Would it be possible to use TTI to pick the min/max type width to use there for the reduction, which would encode the target specific knowledge?



================
Comment at: llvm/test/Transforms/LoopVectorize/AArch64/smallest-and-widest-types.ll:47-48
+for.body:
+  %s.09 = phi double [ 0.000000e+00, %entry ], [ %add, %for.body ]
+  %i.08 = phi i64 [ 0, %entry ], [ %inc, %for.body ]
+  %conv = sitofp i64 %i.08 to double
----------------
sdesmalen wrote:
> lebedev.ri wrote:
> > Where is `ElementTypesInLoop` populated?
> > `LoopVectorizationCostModel::collectElementTypesForWidening()` suggests that PHI nodes are also queried.
> The function `collectElementTypesForWidening()` collects types for the following reasons:
> * Types of loads/stores, because these are used in computing a safe dependence distance (and also to have a sensible/natural VF as maximum VF).
> * Types of unordered reductions, in order to avoid generating vector PHI nodes that span multiple registers when the VF is too wide. In-order reductions are not considered, because those PHI nodes remain scalar after vectorization.
> 
> If we consider *more* types in the loop in `collectElementTypesForWidening()`, e.g. for in-order reductions or extends, then this leads to regressions; any type larger than the maximum loaded/stored type will limit the maximum VF. If the maximum VF is limited, then any VF upto the wider maximum will not be considered by the cost-model. So in general, it's better not to limit the VF for those reasons and leave it up to the cost-model to choose the best VF.
> 
> In the test-case that @RosieSumpter added, there are no loads/stores and there is no vector PHI node because the reduction is ordered, so it considers any VF up-to the widest-possible VF based on an i8 element type (even if the loop operates on a larger size).

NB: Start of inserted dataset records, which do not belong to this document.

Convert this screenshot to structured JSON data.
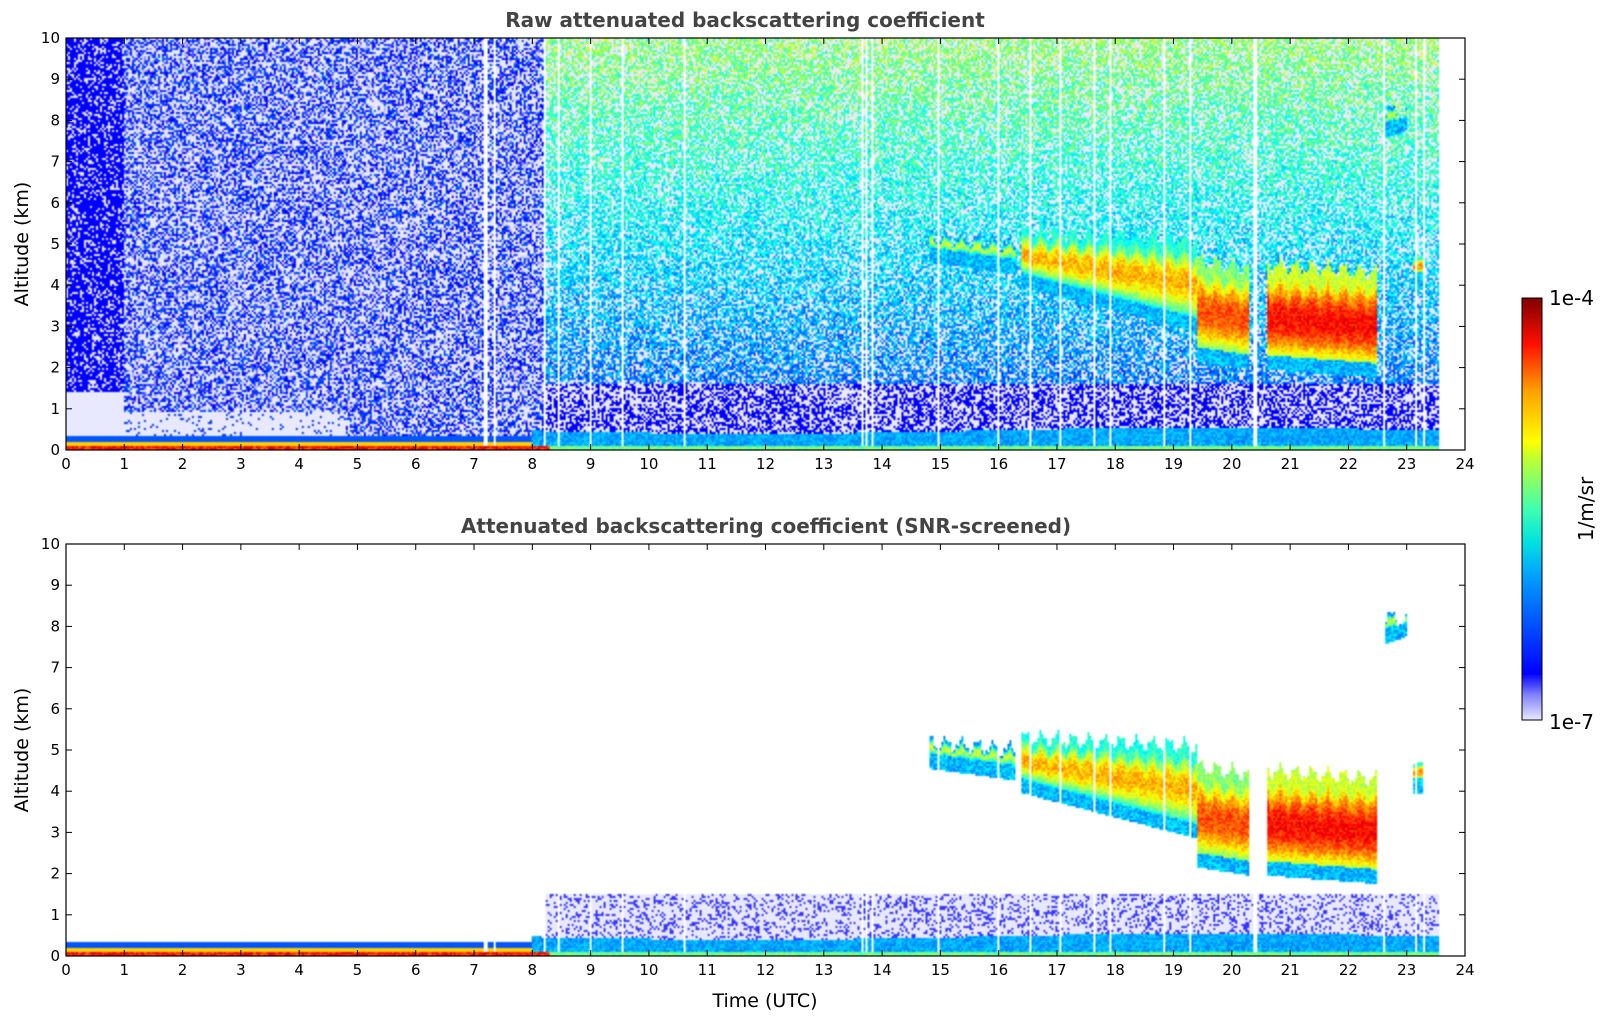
{
  "chart_data": [
    {
      "type": "heatmap",
      "title": "Raw attenuated backscattering coefficient",
      "xlabel": "",
      "ylabel": "Altitude (km)",
      "xlim": [
        0,
        24
      ],
      "ylim": [
        0,
        10
      ],
      "xticks": [
        "0",
        "1",
        "2",
        "3",
        "4",
        "5",
        "6",
        "7",
        "8",
        "9",
        "10",
        "11",
        "12",
        "13",
        "14",
        "15",
        "16",
        "17",
        "18",
        "19",
        "20",
        "21",
        "22",
        "23",
        "24"
      ],
      "yticks": [
        "0",
        "1",
        "2",
        "3",
        "4",
        "5",
        "6",
        "7",
        "8",
        "9",
        "10"
      ],
      "data_end_hour": 23.55,
      "gap_lines_hours": [
        7.2,
        7.35,
        8.2,
        8.45,
        9.0,
        9.55,
        10.6,
        13.65,
        13.72,
        13.85,
        14.95,
        16.0,
        16.55,
        17.05,
        17.65,
        17.9,
        18.85,
        19.3,
        20.4,
        22.6,
        23.15,
        23.3
      ],
      "cloud_layers": [
        {
          "t_start": 16.4,
          "t_end": 19.4,
          "base_km_start": 4.3,
          "base_km_end": 3.2,
          "top_km": 5.3,
          "peak_log": -4.9
        },
        {
          "t_start": 19.4,
          "t_end": 20.3,
          "base_km_start": 2.5,
          "base_km_end": 2.3,
          "top_km": 4.6,
          "peak_log": -4.6
        },
        {
          "t_start": 20.6,
          "t_end": 22.5,
          "base_km_start": 2.3,
          "base_km_end": 2.1,
          "top_km": 4.5,
          "peak_log": -4.4
        },
        {
          "t_start": 14.8,
          "t_end": 16.3,
          "base_km_start": 4.9,
          "base_km_end": 4.6,
          "top_km": 5.2,
          "peak_log": -5.3
        },
        {
          "t_start": 23.1,
          "t_end": 23.3,
          "base_km_start": 4.3,
          "base_km_end": 4.3,
          "top_km": 4.8,
          "peak_log": -4.8
        },
        {
          "t_start": 22.6,
          "t_end": 23.0,
          "base_km_start": 7.9,
          "base_km_end": 8.1,
          "top_km": 8.3,
          "peak_log": -5.3
        }
      ]
    },
    {
      "type": "heatmap",
      "title": "Attenuated backscattering coefficient (SNR-screened)",
      "xlabel": "Time (UTC)",
      "ylabel": "Altitude (km)",
      "xlim": [
        0,
        24
      ],
      "ylim": [
        0,
        10
      ],
      "xticks": [
        "0",
        "1",
        "2",
        "3",
        "4",
        "5",
        "6",
        "7",
        "8",
        "9",
        "10",
        "11",
        "12",
        "13",
        "14",
        "15",
        "16",
        "17",
        "18",
        "19",
        "20",
        "21",
        "22",
        "23",
        "24"
      ],
      "yticks": [
        "0",
        "1",
        "2",
        "3",
        "4",
        "5",
        "6",
        "7",
        "8",
        "9",
        "10"
      ],
      "data_end_hour": 23.55,
      "boundary_layer_top_km": 1.5
    }
  ],
  "colorbar": {
    "label": "1/m/sr",
    "max_label": "1e-4",
    "min_label": "1e-7",
    "vmin_log10": -7,
    "vmax_log10": -4,
    "colormap": "jet",
    "low_color": "#e8e8ff"
  }
}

The cost-model then only considers the throughput cost, and the per-lane cost is no different between VF=4 and VF=16, so it favours VF=16. It does not consider the additional code-size cost when the operation is scalarized. 
> 
> I guess the alternative choices are to:
> * Look through the operands of the ordered reduction operation, as well as any casts/extends on those operands, and only consider these element types in `collectElementTypesForWidening()` if there are no loads/stores in the loop. This heuristic gets quite complicated I think. 
> * Consider the code-size cost for in-order reductions, so that it favours shorter VFs (I'm not sure if this is desirable, as it may regress other cases where code-size isn't relevant).
> 
> Because the case is so niche (i.e. a loop with *only* in-order reductions), @RosieSumpter thought it made sense to fall back to a more sensible default instead.
> 
I think picking the smallest integer type as max width comes with its own problems unfortunately. By choosing 32 bit as max width on AArch64, won't we pessimize codegen for loops with fp16 in loop reductions (by choosing VF 4 instead of VF 8) for example?

It is hard to say what if there are similar impacts on other targets.